CONTRIBUTOR:

Paul Grendler

AFFILIATION:

TITLE:

Professor Emeritus

DEPARTMENT:

Department of History

INSTITUTION:

University of Toronto

BIOGRAPHY:

Paul Grendler is one of the most distinguished living scholars of the Renaissance. He received his Ph. D. at the University of Wisconsin in 1964, then taught at the University of Toronto, becoming professor emeritus of history in 1998. He is the author of ten books and editor of two more. His most influential work is Schooling in Renaissance Italy (1989), which explains the origins of the humanities curriculum in the western world. The Universities of the Italian Renissance (2002) examines the organization, research, and teaching of universities that led Europe at the time. The Jesuits and Italian Universities 1548-1773 (2017) studies how Italian universities fought Jesuit attempts to join their ranks. Grendler was editor in chief of The Encyclopedia of the Renaissance, 6 volumes (1999), and The Renaissance: An Encyclopedia for Students, 4 volumes (2004).
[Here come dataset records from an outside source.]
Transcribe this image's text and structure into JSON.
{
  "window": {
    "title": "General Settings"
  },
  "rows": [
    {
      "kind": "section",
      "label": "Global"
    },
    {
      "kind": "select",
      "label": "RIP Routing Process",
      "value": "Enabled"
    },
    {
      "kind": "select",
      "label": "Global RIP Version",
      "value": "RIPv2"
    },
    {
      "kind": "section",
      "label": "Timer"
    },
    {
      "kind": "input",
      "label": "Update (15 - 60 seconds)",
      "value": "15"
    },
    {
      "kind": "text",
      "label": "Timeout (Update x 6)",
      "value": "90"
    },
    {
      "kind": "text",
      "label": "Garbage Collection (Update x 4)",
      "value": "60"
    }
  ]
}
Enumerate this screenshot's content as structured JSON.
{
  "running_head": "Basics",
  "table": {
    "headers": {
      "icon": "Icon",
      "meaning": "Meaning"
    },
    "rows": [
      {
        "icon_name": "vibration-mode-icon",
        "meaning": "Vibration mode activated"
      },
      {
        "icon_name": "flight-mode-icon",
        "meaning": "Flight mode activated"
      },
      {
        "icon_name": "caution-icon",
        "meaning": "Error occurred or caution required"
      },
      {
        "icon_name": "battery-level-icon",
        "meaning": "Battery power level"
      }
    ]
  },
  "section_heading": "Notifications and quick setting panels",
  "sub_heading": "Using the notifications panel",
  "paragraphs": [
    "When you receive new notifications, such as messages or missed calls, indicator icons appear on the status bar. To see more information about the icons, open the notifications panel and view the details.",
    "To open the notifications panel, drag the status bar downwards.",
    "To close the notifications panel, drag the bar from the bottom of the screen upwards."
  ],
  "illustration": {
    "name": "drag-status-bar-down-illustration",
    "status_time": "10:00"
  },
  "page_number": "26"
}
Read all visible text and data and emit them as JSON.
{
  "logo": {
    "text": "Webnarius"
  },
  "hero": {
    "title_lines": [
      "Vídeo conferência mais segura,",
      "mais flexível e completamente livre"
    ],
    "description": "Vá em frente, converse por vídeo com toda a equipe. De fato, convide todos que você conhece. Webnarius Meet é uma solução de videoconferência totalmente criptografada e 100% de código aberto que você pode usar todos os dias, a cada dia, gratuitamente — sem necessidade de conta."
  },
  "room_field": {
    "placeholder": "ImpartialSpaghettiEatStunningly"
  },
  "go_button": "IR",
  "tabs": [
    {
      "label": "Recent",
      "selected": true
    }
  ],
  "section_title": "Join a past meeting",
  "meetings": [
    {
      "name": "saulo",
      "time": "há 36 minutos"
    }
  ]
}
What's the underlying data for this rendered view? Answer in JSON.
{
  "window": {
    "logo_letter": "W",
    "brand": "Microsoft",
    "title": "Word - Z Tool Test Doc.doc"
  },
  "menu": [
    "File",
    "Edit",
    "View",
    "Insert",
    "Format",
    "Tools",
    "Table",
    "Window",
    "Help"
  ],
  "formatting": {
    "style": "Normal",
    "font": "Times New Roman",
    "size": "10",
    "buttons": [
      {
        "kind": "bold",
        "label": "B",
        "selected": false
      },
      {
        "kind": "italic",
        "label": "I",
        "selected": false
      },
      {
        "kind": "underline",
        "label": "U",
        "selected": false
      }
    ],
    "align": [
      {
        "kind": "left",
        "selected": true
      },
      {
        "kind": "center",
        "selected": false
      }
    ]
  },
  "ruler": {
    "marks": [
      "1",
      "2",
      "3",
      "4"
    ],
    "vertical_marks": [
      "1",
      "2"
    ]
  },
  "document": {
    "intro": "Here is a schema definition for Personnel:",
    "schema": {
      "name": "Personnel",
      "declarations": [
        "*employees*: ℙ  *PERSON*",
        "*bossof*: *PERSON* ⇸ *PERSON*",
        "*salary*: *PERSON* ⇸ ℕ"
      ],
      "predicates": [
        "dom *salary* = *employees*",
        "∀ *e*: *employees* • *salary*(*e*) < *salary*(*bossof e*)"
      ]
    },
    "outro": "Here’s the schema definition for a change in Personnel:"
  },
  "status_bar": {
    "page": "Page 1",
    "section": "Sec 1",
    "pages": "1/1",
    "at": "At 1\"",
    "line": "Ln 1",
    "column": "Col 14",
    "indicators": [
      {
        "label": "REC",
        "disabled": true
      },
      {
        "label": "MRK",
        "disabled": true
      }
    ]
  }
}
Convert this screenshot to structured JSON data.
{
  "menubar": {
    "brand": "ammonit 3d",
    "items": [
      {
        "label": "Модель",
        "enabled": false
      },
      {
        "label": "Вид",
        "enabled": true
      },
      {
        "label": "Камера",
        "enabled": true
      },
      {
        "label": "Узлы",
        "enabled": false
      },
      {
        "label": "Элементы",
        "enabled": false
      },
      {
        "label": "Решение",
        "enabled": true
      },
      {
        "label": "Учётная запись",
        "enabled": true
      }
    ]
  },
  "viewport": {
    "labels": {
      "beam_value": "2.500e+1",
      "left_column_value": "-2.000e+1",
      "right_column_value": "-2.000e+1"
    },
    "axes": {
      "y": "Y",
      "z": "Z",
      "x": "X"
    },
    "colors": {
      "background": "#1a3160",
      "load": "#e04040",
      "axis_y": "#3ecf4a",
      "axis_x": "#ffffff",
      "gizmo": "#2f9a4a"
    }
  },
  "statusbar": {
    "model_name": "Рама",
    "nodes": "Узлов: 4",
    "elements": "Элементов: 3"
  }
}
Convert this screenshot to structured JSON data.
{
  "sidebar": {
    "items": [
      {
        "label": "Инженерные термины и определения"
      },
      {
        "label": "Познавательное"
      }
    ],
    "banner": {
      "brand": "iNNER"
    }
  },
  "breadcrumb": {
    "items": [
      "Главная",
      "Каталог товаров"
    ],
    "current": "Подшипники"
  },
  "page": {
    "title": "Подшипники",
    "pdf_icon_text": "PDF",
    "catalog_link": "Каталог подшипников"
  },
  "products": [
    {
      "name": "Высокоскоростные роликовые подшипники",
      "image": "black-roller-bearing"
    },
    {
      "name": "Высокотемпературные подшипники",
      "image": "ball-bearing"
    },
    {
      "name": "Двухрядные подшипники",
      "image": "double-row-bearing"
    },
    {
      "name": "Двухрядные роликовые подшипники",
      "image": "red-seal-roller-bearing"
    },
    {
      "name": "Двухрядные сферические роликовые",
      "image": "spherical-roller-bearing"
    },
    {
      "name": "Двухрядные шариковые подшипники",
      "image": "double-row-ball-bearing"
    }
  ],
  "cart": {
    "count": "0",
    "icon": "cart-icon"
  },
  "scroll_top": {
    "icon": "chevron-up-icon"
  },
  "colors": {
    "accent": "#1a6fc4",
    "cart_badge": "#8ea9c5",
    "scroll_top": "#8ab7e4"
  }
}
Grendler’s books have won five prizes, and he was elected to the American Philosophical Society in 2002. Other honors include several fellowships, the Lifetime Achievement Award of the Society for Italian Historical Studies, the Paul Oskar Kristeller Award of the Renaissance Society of America, and the Galileo Galilei International Prize, awarded annually to a non-Italian for contributions to scholarship on Italy.